Editor’s note: The Supply Side section of The City Wire focuses on the companies, organizations, issues and individuals engaged in providing products and services to retailers. The Supply Side is managed by The City Wire and sponsored by Propak Logistics.
Executives with consumer packaged goods (CPG ) companies admit they have underestimated how quickly consumers have become acclimated to purchasing food, household and personal care items online. A recent study by Deloitte found many CPG companies may be missing out on a substantial market opportunity.
The research includes an online shopper survey as well a poll of 43 executives in digital commerce positions at CPG companies and in-depth interviews with selected executives.
Executives expect 35% growth in e-commerce sales in the next year and 76% growth by 2017. Conversely, consumers surveyed expect their online purchases to increase 67% in the next year, ramping up 158% in the next three years.
Research co-author Pat Conroy notes that consumers are becoming more comfortable with ordering consumables online, from diapers to vitamins and pet food. Sometimes it’s bulk pricing that attracts them and other times it’s merely the convenience having those products delivered to the front door.
Data show that CPG companies are not as prepared as they need be to take full advantage of this growing opportunity. The study also found that 92% of CPG execs agree that e-commerce is a strategic sales channel, there is a disconnect between the expressed opinions of the executives and the readiness of their companies to execute. Only 43% of CPG execs think their company has a clear, well-understood digital commerce strategy.
Digital commerce could drive incremental sales for CPG companies, yet there is a disparity between executives and consumers that further suggests the channel may be more significant than executives believe, according to the report.

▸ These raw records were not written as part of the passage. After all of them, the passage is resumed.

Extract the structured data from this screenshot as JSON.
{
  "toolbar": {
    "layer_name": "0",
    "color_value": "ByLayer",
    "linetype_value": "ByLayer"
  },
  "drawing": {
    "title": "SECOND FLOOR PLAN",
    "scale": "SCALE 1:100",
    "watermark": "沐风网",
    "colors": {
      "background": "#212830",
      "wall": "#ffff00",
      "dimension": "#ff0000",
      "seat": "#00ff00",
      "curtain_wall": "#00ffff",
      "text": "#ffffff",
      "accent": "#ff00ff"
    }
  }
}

The CGP execs surveyed said only 2% of the past year’s e-commerce revenue came from brand new sales — those which would not have been made otherwise. Consumers said 10% of the online food and personal goods purchased over the past year were completely new. This finding regarding initial e-commerce purchases is a sign to CPG companies that there is opportunity for them to take market share from competitors and increase consumption.
An advantage for CPG companies is that 41% of consumers have no personal attachment to buying items at a supermarket. With the right incentives, this group could be likely be lured away from traditional retailers, the study notes.

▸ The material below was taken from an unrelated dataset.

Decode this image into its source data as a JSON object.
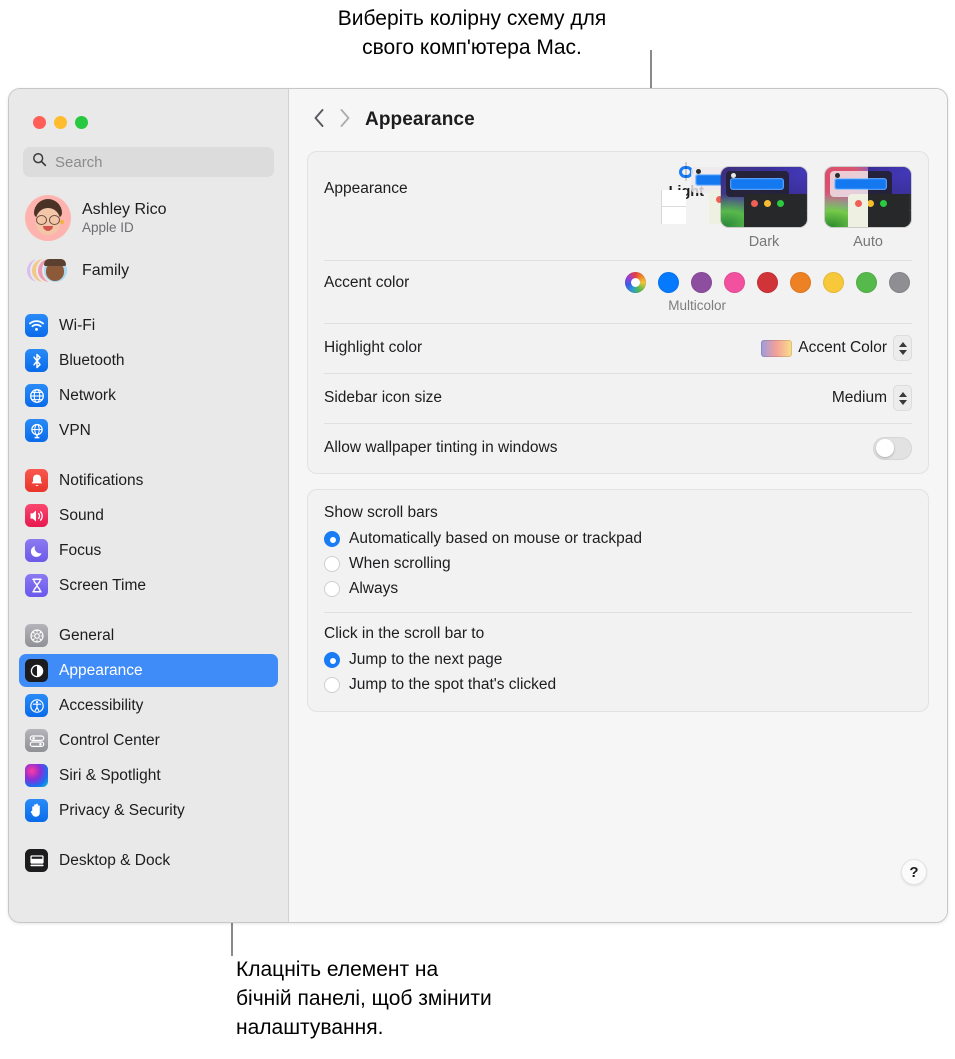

“I purchase CPG products online because I can do it at 3 a.m. when I am thinking about it,” according to one consumer survey respondent.
The biggest factors wooing consumers to purchase food and consumables online is free at-home delivery, competitive pricing, and the option for free in-store pick-up. Another consumer surveyed said, “Most of the products I buy online are only available online, or their availability is not consistent in local stores.”
To gain a competitive advantage, transformative opportunities exist for CPG companies across all areas of possible consumer interaction. Not only do 90% of executives see digital commerce improving brand awareness and driving product initial purchase, but it also has an important role in driving repeat purchases and reconnecting with lapsed consumers.
Conroy notes there are a number of critical steps CPG companies can take to capital of the e-commerce channel. First they need to establish a clear and well-understood digital commerce strategy. He also said it is important to collaborate with retailers on social media platforms to build a single view of the consumer.
Lastly, Conroy said having dedicated talent in the digital area is crucial.